Droit européen de la concurrence
Selon le juge de l'Union, la nature de statut légal du droit de marque le fait échapper aux éléments contractuels ou de concertation envisagés par l'article 101 TFUE. Néanmoins, son exercice peut tomber sous le coup de la prohibition s'il apparaît comme étant l'objet, le moyen ou la conséquence d'une entente. Tel serait le cas si les effets de la concertation dépassaient ceux attachés au droit de marque. De même, la seule existence d'un droit de marque ne suffit pas à conférer à son titulaire une position dominante. L'exercice du droit de marque n'est pas davantage contraire à l'article 102 TFUE pour le seul motif qu'il est le fait d'une entreprise en position dominante, dès lors qu'il n'est pas utilisé comme l'instrument de l'exploitation abusive d'une telle position.
Par ailleurs, l'exercice du droit de marque ne peut entraver la libre circulation des marchandises au-delà de ce qu'exige la sauvegarde des droits qui constituent l'objet spécifique de la marque, à savoir assurer à son titulaire le droit exclusif de l'utiliser pour la première mise en circulation d'un produit, et le protéger ainsi contre les concurrents qui voudraient abuser de la position et de la réputation de la marque en vendant des produits indûment pourvus de celle-ci. Cet objet spécifique découle de la fonction essentielle de la marque, qui est de garantir aux consommateurs l'identité d'origine d'un produit, en lui permettant de distinguer sans confusion possible ce produit de ceux d'une autre provenance.
Aussi le titulaire d'un droit de marque peut-il légitimement s'opposer à l'importation, dans son pays, de produits revêtus licitement, dans un autre pays, d'une marque similaire ou d'un produit commercialisé dans un autre État membre sous une dénomination qui prête à confusion. Il peut également, sous certaines conditions, s'opposer à la commercialisation par le titulaire ou avec son consentement du produit d'origine reconditionné.
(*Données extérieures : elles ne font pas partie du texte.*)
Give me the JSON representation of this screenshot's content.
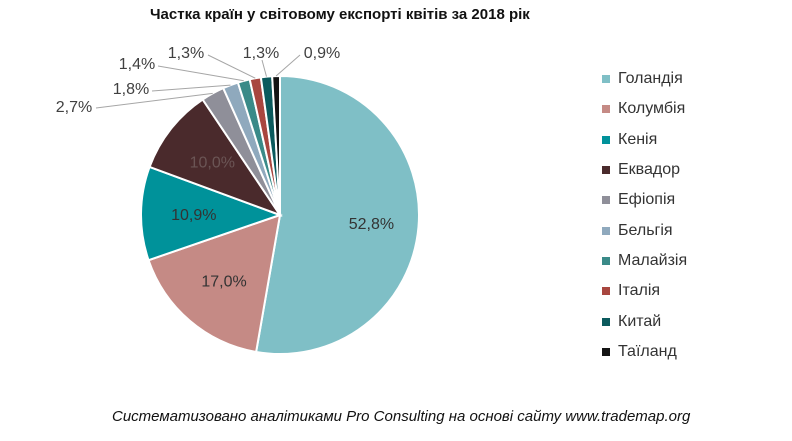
{
  "chart_data": {
    "type": "pie",
    "title": "Частка країн у світовому експорті квітів за 2018 рік",
    "categories": [
      "Голандія",
      "Колумбія",
      "Кенія",
      "Еквадор",
      "Ефіопія",
      "Бельгія",
      "Малайзія",
      "Італія",
      "Китай",
      "Таїланд"
    ],
    "values": [
      52.8,
      17.0,
      10.9,
      10.0,
      2.7,
      1.8,
      1.4,
      1.3,
      1.3,
      0.9
    ],
    "data_labels": [
      "52,8%",
      "17,0%",
      "10,9%",
      "10,0%",
      "2,7%",
      "1,8%",
      "1,4%",
      "1,3%",
      "1,3%",
      "0,9%"
    ],
    "colors": [
      "#7fbfc6",
      "#c58a85",
      "#00929a",
      "#4a2a2c",
      "#8f8f99",
      "#8fa9bd",
      "#3a8a88",
      "#a8463f",
      "#0b5a5d",
      "#141414"
    ],
    "legend_position": "right"
  },
  "source_note": "Систематизовано аналітиками Pro Consulting на основі сайту www.trademap.org"
}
La règle de l'épuisement des droits l'empêche ensuite de s'opposer à l'importation dans un État membre de produits commercialisés sous cette marque dans les autres pays de l'UE, par lui-même ou avec son autorisation. La charge de la preuve de la première mise en circulation pèse sur le titulaire du droit de marque. Il ne peut ainsi empêcher le transit de marchandises, qui n'implique aucune commercialisation des marchandises en cause, ni s'opposer au réétiquetage des produits marqués afin de supprimer leurs numéros d'identification et certaines mentions, s'il est établi que l'exercice de ce droit a pour effet de cloisonner artificiellement les marchés et à condition que les modifications apportées ne portent atteinte ni à l'état originaire du produit ni à leur image ou à leur réputation, que le réétiquetage soit nécessaire à leur commercialisation dans l'État membre d'importation, et que le titulaire du droit en soit préalablement averti. Le titulaire de la marque ne peut pas plus interdire l'utilisation de la marque par un distributeur non agréé afin d'annoncer au public la commercialisation ultérieure des produits, à moins que cette publicité ne porte une atteinte sérieuse à la renommée de celle-ci. En revanche, les droits du titulaire d'une marque ne sont pas épuisés par la cession de celle-ci à un tiers en vue d'une commercialisation des produits limitée à certains États membres, lorsque ce tiers n'est pas lié économiquement au titulaire, que ce soit par un contrat de concession ou de licence, ou en raison de liens capitalistiques, et qu'en conséquence aucun contrôle ne peut être exercé sur la qualité des produits.